Partition List

Overview

Partition list means rearranging the list so that all nodes with value less than a given x come before nodes with value greater than or equal to x. Relative order of nodes in each part should be preserved. This is the same idea as the partition step in quicksort. Use two Dummy Head lists: one for "less than x" and one for "greater or equal"; traverse once, append each node to the appropriate list, then concatenate the two lists. O(n) time, O(1) space (only pointers).

Key idea: You don't need to swap in place. Build two separate chains (small and large), then small.next = largeHead and largeTail.next = null. A dummy for each chain avoids special cases for the first node.

When to Use

• Partition list — Exact problem (e.g.

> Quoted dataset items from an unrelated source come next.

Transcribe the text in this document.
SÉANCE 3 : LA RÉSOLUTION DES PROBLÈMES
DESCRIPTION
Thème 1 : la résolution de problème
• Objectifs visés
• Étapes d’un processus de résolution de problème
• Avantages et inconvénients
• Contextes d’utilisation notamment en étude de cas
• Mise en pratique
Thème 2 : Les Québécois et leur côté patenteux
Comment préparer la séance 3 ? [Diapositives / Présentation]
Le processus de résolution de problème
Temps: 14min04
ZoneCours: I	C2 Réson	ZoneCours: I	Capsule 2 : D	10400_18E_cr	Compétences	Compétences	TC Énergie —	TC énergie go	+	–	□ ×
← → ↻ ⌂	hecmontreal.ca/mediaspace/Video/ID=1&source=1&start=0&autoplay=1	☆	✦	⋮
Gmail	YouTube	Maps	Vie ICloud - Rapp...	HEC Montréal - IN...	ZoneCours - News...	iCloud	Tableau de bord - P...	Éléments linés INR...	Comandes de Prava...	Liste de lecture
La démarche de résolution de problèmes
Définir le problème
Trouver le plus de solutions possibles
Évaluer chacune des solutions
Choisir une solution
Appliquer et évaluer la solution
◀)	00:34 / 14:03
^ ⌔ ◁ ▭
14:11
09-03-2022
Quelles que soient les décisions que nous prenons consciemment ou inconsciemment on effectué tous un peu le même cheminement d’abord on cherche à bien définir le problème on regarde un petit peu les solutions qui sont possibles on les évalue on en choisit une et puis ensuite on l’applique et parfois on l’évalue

LeetCode Partition List).
• Quicksort on linked list — Partition by pivot, then recursively sort the two parts and concatenate.
• Dutch national flag style — If you had three groups, use three dummy lists.

How It Works

1. Create two dummies: smallDummy and largeDummy; smallTail = smallDummy, largeTail = largeDummy.
2. Traverse the list: for each node, if node.val < x append to small (smallTail.next = node, smallTail = node), else append to large (largeTail.next = node, largeTail = node).
3. Cut the list: set largeTail.next = null (important: the last node of the large list might still point to something in the original list).
4. Connect: smallTail.next = largeDummy.next.
5. Return smallDummy.next (if no small nodes, this is largeDummy.next; both dummies work).

Example 1: Partition List

Problem: Given the head of a linked list and a value x, partition it so that all nodes less than x come before nodes greater than or equal to x. Preserve the original relative order.

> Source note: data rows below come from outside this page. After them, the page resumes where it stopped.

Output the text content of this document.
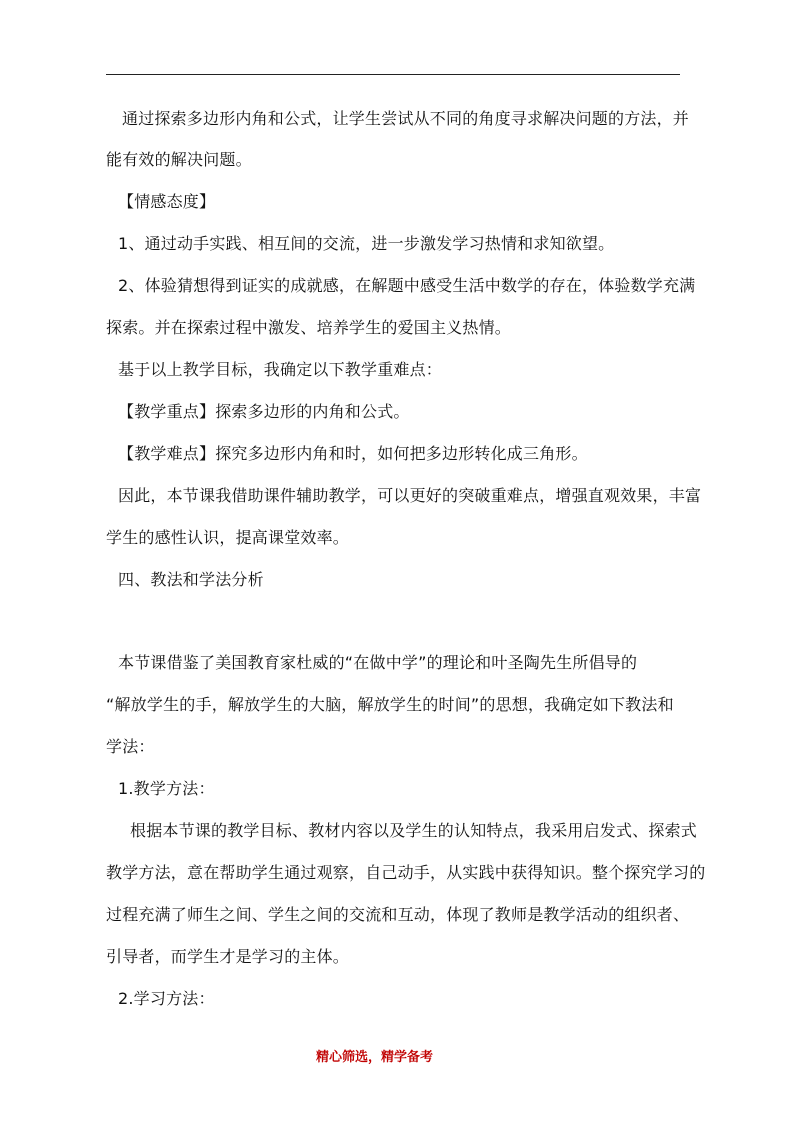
通过探索多边形内角和公式，让学生尝试从不同的角度寻求解决问题的方法，并
能有效的解决问题。
【情感态度】
1、通过动手实践、相互间的交流，进一步激发学习热情和求知欲望。
2、体验猜想得到证实的成就感，在解题中感受生活中数学的存在，体验数学充满
探索。并在探索过程中激发、培养学生的爱国主义热情。
基于以上教学目标，我确定以下教学重难点：
【教学重点】探索多边形的内角和公式。
【教学难点】探究多边形内角和时，如何把多边形转化成三角形。
因此，本节课我借助课件辅助教学，可以更好的突破重难点，增强直观效果，丰富
学生的感性认识，提高课堂效率。
四、教法和学法分析
本节课借鉴了美国教育家杜威的“在做中学”的理论和叶圣陶先生所倡导的
“解放学生的手，解放学生的大脑，解放学生的时间”的思想，我确定如下教法和
学法：
1.教学方法：
根据本节课的教学目标、教材内容以及学生的认知特点，我采用启发式、探索式
教学方法，意在帮助学生通过观察，自己动手，从实践中获得知识。整个探究学习的
过程充满了师生之间、学生之间的交流和互动，体现了教师是教学活动的组织者、
引导者，而学生才是学习的主体。
2.学习方法：
精心筛选，精学备考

function partition(head: ListNode | null, x: number): ListNode | null {
  const smallDummy = new ListNode(-1);
  const largeDummy = new ListNode(-1);
  let smallTail = smallDummy;
  let largeTail = largeDummy;
  let curr: ListNode | null = head;
  while (curr !== null) {
    const next = curr.next;
    curr.next = null;
    if (curr.val < x) {
      smallTail.next = curr;
      smallTail = curr;
    } else {
      largeTail.next = curr;
      largeTail = curr;
    }
    curr = next;
  }
  largeTail.next = null;
  smallTail.next = largeDummy.next;
  return smallDummy.next;
}

• Time: O(n), Space: O(1).

Edge Cases

• All nodes < x — Large list is empty; smallTail.next = largeDummy.next is null; correct.
• All nodes >= x — Small list is empty; return smallDummy.next = largeDummy.next; correct.
• Empty list — Return null; smallDummy.next is never set, so return smallDummy.next is null if you don't attach large. Better: if head is null return null, or ensure smallTail.next = largeDummy.next and largeDummy.next is null.
• Single node — One list gets the node, the other stays empty; link and return.

Common Mistakes

1. Not breaking links — Set curr.next = null when appending to a list so you don't carry over old next pointers and create cycles or wrong order.
2. Forgetting largeTail.next = null — The last node in the large list might still point into the original list; clear it.
3. Return value — When all nodes are >= x, smallDummy.next is still null; connecting smallTail.next = largeDummy.next makes the full list start at largeDummy.next, but you return smallDummy.next which is still null unless you did smallTail.next = largeDummy.next. So after smallTail.next = largeDummy.next, smallDummy.next is the head of small list (or if small was empty, smallTail is smallDummy, so smallDummy.next = largeDummy.next). Correct.

Time and Space Complexity

• Time: O(n).
• Space: O(1).

Summary

• Partition list: Two dummies (small, large), one pass to append each node to the right list, then smallTail.next = largeHead, largeTail.next = null; return smallDummy.next.
• See Dummy Head. Related: Sort List (merge sort); partition is used in quicksort-style list sort.